Your Kind is Not Welcome Here

 

 

 

 

Day Two: The Games

You're sitting at a bar and proclaim to no one in particular how you would improve the game.  Perhaps you're lounging on your front porch, enjoying the freshly mowed lawn and enlightening the youngster from next door.  "I think a six month-ban for simulation or 10 minutes off the field  for "writhing in pain" seems at least worth a test run."

 

But everyone has these gripes. Another decay of the beautiful game, l suspect less universal, is the anti-climax of the near-goal set piece ritual.

To remind, the ACNGSPR involves the following actions.

1. Foul called outside of the box but within realistic goal-threat range. 

2. Quick tantrum from the aggrieved before he* realizes the call has been made. 

*the women's game seems to be less prone to this charade. 

3. Five or more players from the penalized team surround and accost the official. 

4. This aggression continues for minutes while the referee gesticulates: the finger wag, the hand wave, the emphatic pointing to some place he wants the players to be instead of his face. 

5.  Exaggerated drama of the 10-yard walk off. This wasn't enough theater so the magic spray was introduced a few years ago. 

6. Media take over. A combination of excitement, fear, anticipation. "This decisive moment will be something to pass along to future generations." 

7. Close up on the shot taker. Discussion of his ability to withstand the pressure, 

8. Analysis of the keeper's shifting of his troops. 

9. Interruption by the referee. Someone's been a bad boy. 

10. Whistle blows. Four seconds. 

11. Shot hits a 10-year-old in the 33rd. row.  

12. (and most irritating) It almost never deviates from these actions and happens EVERY game. 

 

I bring this up because of the exception we witnessed on Friday by the guy I love to hate.

 

The focus and intensity on Ronaldo's face in the waning moments of an impending loss was messing with my cynicism.  Was I no different than a Fox Sports shill?  Watching the goal in real time I thought, "'wow', but Spain must have f-ed up something on the line. It wasn't a laser beam." Then came the numerous replays that showed the brilliance--the final of  three amazing goals in an amazing game that probably won't be matched this Tournament. 

 

Final thoughts: From the time the ref calls a NGSP, 20 seconds to set up or an automatic goal is awarded. That would fix those preening cry babies!

 

The other Games:

Despite the magnificence of the Spain-Portugal goal-fest (it might have also featured the best goalie Boo-foo of the tournament)  Iran's 95th-minute own-goal gift from Morocco was the most devastating. In a likely group elimination game Iran somehow managed to top the pile at the end of the day. Take that Spain and Portugal! Uruguay also escaped Egypt with a late, late, late winner. Good day today. 

 

On to the Beer

Today I drink in honor of the great football nations not participating this tournament. On my desk and down my gullet is Gulpener Ur-Pilsner from an independent Dutch brewery in Gulpen, Limburg, the Netherlands.* Margaret brought me back a bottle from her trip to Aruba and the label is in dutch. It's an unfiltered organic light lager, 5% and "tipple hopped." I hoped this was an experimental hop, but .....no. 

 

It's a standard northern European lager, light body with a gentle bitter finish. OK for a quick lunch at a canal-side cafe but nothing to seek out . 
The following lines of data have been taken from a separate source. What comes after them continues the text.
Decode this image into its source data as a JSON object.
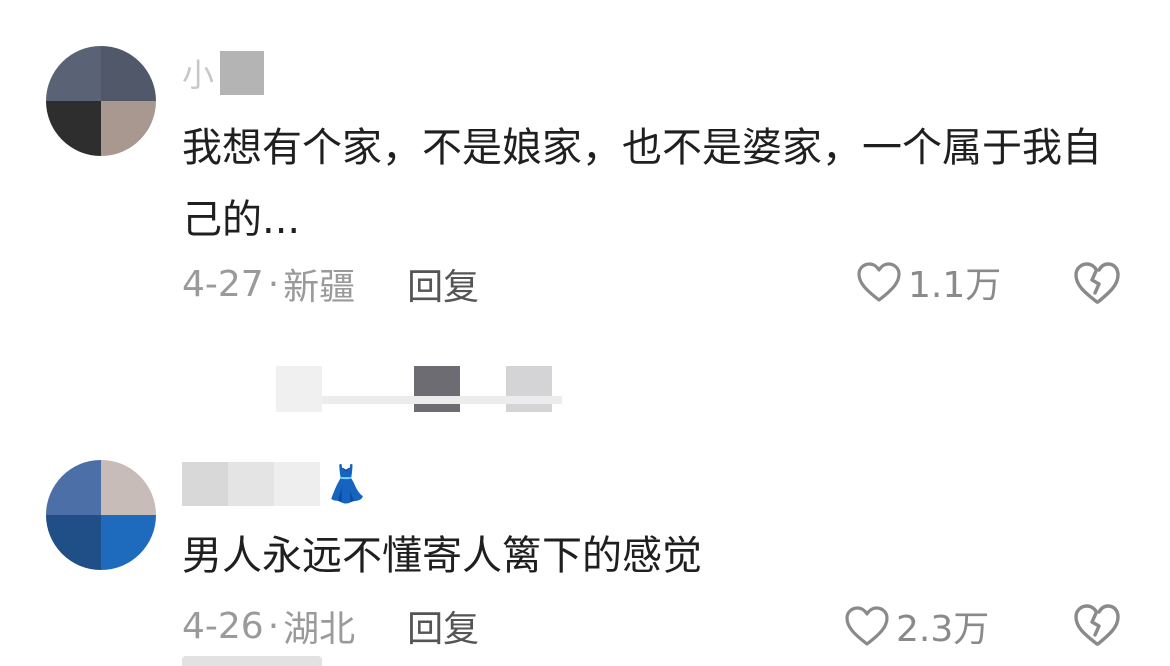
{
  "colors": {
    "text": "#1f1f1f",
    "meta": "#9a9a9a",
    "reply": "#555555",
    "icon": "#8a8a8a"
  },
  "comments": [
    {
      "username_visible": "小",
      "text": "我想有个家，不是娘家，也不是婆家，一个属于我自己的...",
      "date": "4-27",
      "separator": "·",
      "location": "新疆",
      "reply_label": "回复",
      "likes": "1.1万",
      "like_icon": "heart-outline-icon",
      "dislike_icon": "broken-heart-icon"
    },
    {
      "username_visible": "",
      "username_emoji": "👗",
      "text": "男人永远不懂寄人篱下的感觉",
      "date": "4-26",
      "separator": "·",
      "location": "湖北",
      "reply_label": "回复",
      "likes": "2.3万",
      "like_icon": "heart-outline-icon",
      "dislike_icon": "broken-heart-icon"
    }
  ]
}
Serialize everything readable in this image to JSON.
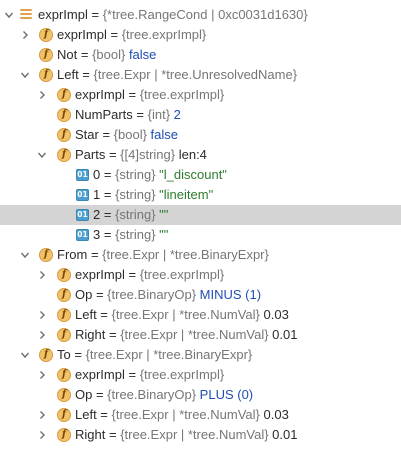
{
  "tree": {
    "rows": [
      {
        "name": "",
        "eq": "",
        "type": "",
        "value": ""
      },
      {
        "name": "exprImpl",
        "eq": " = ",
        "type": "{*tree.RangeCond | 0xc0031d1630}",
        "value": ""
      },
      {
        "name": "exprImpl",
        "eq": " = ",
        "type": "{tree.exprImpl}",
        "value": ""
      },
      {
        "name": "Not",
        "eq": " = ",
        "type": "{bool} ",
        "value": "false"
      },
      {
        "name": "Left",
        "eq": " = ",
        "type": "{tree.Expr | *tree.UnresolvedName}",
        "value": ""
      },
      {
        "name": "exprImpl",
        "eq": " = ",
        "type": "{tree.exprImpl}",
        "value": ""
      },
      {
        "name": "NumParts",
        "eq": " = ",
        "type": "{int} ",
        "value": "2"
      },
      {
        "name": "Star",
        "eq": " = ",
        "type": "{bool} ",
        "value": "false"
      },
      {
        "name": "Parts",
        "eq": " = ",
        "type": "{[4]string} ",
        "value": "len:4"
      },
      {
        "name": "0",
        "eq": " = ",
        "type": "{string} ",
        "value": "\"l_discount\""
      },
      {
        "name": "1",
        "eq": " = ",
        "type": "{string} ",
        "value": "\"lineitem\""
      },
      {
        "name": "2",
        "eq": " = ",
        "type": "{string} ",
        "value": "\"\""
      },
      {
        "name": "3",
        "eq": " = ",
        "type": "{string} ",
        "value": "\"\""
      },
      {
        "name": "From",
        "eq": " = ",
        "type": "{tree.Expr | *tree.BinaryExpr}",
        "value": ""
      },
      {
        "name": "exprImpl",
        "eq": " = ",
        "type": "{tree.exprImpl}",
        "value": ""
      },
      {
        "name": "Op",
        "eq": " = ",
        "type": "{tree.BinaryOp} ",
        "value": "MINUS (1)"
      },
      {
        "name": "Left",
        "eq": " = ",
        "type": "{tree.Expr | *tree.NumVal} ",
        "value": "0.03"
      },
      {
        "name": "Right",
        "eq": " = ",
        "type": "{tree.Expr | *tree.NumVal} ",
        "value": "0.01"
      },
      {
        "name": "To",
        "eq": " = ",
        "type": "{tree.Expr | *tree.BinaryExpr}",
        "value": ""
      },
      {
        "name": "exprImpl",
        "eq": " = ",
        "type": "{tree.exprImpl}",
        "value": ""
      },
      {
        "name": "Op",
        "eq": " = ",
        "type": "{tree.BinaryOp} ",
        "value": "PLUS (0)"
      },
      {
        "name": "Left",
        "eq": " = ",
        "type": "{tree.Expr | *tree.NumVal} ",
        "value": "0.03"
      },
      {
        "name": "Right",
        "eq": " = ",
        "type": "{tree.Expr | *tree.NumVal} ",
        "value": "0.01"
      }
    ]
  },
  "icons": {
    "field_letter": "f",
    "index_label": "01"
  },
  "colors": {
    "selected_row": "#d4d4d4",
    "field_icon": "#f2c26b",
    "index_icon": "#4a9fd0",
    "value_blue": "#1f4fb5",
    "string_green": "#2f7d2f"
  }
}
*No beers from Spain or Portugal yet. Still shopping. 

 

63rd-minute winner

Lewbricator Weizenbock, Kalona Brewing, Kalona, IA. As we head down to Des Moines for the Iowa Beer Fest I'll take one more sip of a great Iowa Brew this tournament. This beer is a tasty version of one of my favorite styles. In honor of former brewer and best-brewer-name-in-America Lew Brewer.  I met Lew at brew school  and he's among the great folks I've met in this industry. 

 

Warming Up
Tomorrow is Iowa Beer from noon to bedtime so we won't be posting. I will recommend Quilmes beer from Argentina in honor of the games. This is a low-rated beer on Beer Advocate, but it was my favorite among five light lagers on a trip to Puerto Rico a few years ago. That's like reviewing bottled water in the middle of the Sahara. Pale adjunct lager good with sand and sunscreen.

 

SPINNING THE CUP with DJ Narthex

Vicarious travel is a cool side-benefit of following international football. At least it is for me, the not-very-well-travelled American. I get the matches, and I get the surround of the cultures. 

 

This is universally good, with the glaring exception of the vuvuzela. And hooliganism. And Peter’s photo selection from yesterday. I’d better stop. 

 

Anyway, I’m the same way with music. I love how streaming music allows me to zigzag the globe and explore the margins, discovering and trying to support global artists I’ll almost certainly never see and may never learn very much about. 

 

With that in mind, and with Argentina hoping to open its tournament account on Saturday, I was reminded of this band I chanced across on a few years ago called Romanes. That’s right — Romanes. Even though the typefaces, certain wardrobe selections and elements of the sound recall a certain act from Queens. A South America/CBGB fusion, maybe. 

 

So I’m not sure if the tie-in is deliberate, but what I CAN say is this is a solid pop-punk band from, I believe, Buenos Aires. Their top songs have about 15,000 worldwide plays on Spotify, or not very many. So safe to say only a handful of us Americans have heard them. And now you’re about to, lucky you. 

 

This title of this driving and deceptively simple track translates to “She Dreams of Flying.” The Argentine side could do much worse for a pre-match dressing room anthem. 

 

Ella sueña con volar 

Artist: Romanes

Nation: Argentina

Album: Romanes (2015)

 

 

Nat's Kitchen

In honor of Group B Killers Iran we suggest a lazy Saturday afternoon of hot outdoor grilling. 

 

Chelow Kabab. Skewered Beef (most common). Topped with butter or raw egg yolk (in NW Iran. . . damn, Nat!)  Serve with grilled tomatoes, powdered sumac and Lavash (hope you don't live in Northwood, Iowa.). Here are some suggested recipes for the lazy among us.  Or this recipe

 

 

Controversy

Iceland pulls a huge upset after the team manager finds a way to sneak fermented, rotting shark into the Argentine's pre-game meal while they are mesmerized listening to the Romanes.